Where many reviews focus on the plot and its various elements, this one will competely ignore the plot and focus on the Artistic elements of the film.

As usual, M. Night Shyamalan provides a very well-crafted setting for his story. On a fundamental level, there is nothing out of place or odd. However, that is this films greatest flaw. A society completely isolated, which has been around long enough for children to be born and raised, and there is

ABSOLUTELY nothing unique to this village other than the prohibition against

the color Red.

Limiting the set and costume design by dropping a color is a nice touch, but there isn't much story behind it. On a political level, the society is as communal as they could possibly make it....very Red if you follow political color schemes.

In short, Shyamalan's greatest asset in his film-making has always been his eye for detail, color, and visual ploys/plays. It just doesn't happen in The Village. It is lack-luster at best. Music is bland, cinematography is

unimpressive. Costume Design and Set Design is at the level of a badly funded stage play.

Take all of this and combine it with an unimaginative scrupt and you get

nothing special.

On to Acting: Joaquin Phoenix does an effective enough job, but it is not up to his usual standards.
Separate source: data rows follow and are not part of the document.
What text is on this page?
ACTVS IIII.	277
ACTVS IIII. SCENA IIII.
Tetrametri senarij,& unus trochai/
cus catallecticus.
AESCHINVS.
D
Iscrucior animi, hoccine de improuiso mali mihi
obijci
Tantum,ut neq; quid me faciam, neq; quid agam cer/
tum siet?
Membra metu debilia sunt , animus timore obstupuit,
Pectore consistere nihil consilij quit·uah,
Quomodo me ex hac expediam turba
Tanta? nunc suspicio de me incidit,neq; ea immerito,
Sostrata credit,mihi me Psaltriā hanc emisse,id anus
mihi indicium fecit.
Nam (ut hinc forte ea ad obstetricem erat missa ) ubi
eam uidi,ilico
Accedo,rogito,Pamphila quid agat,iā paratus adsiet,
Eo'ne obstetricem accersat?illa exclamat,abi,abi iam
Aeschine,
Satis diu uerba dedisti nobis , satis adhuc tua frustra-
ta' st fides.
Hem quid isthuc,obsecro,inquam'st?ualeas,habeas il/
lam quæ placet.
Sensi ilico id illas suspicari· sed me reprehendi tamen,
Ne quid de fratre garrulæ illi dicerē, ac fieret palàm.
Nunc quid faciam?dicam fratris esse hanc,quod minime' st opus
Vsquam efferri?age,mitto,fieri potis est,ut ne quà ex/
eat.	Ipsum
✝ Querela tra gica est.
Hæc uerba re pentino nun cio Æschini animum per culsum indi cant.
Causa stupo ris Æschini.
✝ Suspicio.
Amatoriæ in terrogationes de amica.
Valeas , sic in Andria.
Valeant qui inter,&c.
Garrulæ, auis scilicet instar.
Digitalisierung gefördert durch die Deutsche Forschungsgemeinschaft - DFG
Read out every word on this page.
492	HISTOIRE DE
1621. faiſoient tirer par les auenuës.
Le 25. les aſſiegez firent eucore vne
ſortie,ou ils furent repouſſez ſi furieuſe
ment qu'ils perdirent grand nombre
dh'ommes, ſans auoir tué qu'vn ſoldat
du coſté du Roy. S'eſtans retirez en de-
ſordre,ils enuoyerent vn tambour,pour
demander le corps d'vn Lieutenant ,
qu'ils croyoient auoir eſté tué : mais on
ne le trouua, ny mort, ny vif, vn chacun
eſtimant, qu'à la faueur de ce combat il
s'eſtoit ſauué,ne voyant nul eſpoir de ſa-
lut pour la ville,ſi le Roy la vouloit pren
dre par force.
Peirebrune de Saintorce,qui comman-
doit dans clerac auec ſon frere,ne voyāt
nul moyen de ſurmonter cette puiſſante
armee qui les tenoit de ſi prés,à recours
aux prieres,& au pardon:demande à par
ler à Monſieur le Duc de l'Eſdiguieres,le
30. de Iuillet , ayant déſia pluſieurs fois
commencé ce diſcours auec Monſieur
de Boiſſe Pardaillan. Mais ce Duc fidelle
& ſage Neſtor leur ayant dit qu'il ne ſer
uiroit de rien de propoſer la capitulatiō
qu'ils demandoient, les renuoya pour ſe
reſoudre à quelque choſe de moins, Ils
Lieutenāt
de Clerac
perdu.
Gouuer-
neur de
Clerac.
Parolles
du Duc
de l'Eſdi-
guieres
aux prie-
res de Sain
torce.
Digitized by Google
He seems less than interested with the world that

Shyamalan gives him, which I blame the director for more than the actor. Adrien Brody does an exquisite job playing Noah Percy. The character

illuminates a drab screen and ands interest and intrigue. The true gem of this film is Bryce Dallas Howard. Her character is vibrant, well-acted, interesting and commanding. She pulls out of the script a

performance that was frankly better than this film deserved. Expect her to thunder onto the Hollywood main-stage as soon as she gets a role worth

playing.

Her performance, along with Adrien Brody, help keep this film from being a

dismal failure. Add to it an acceptable, visual concept, and you get a 4 out of 10.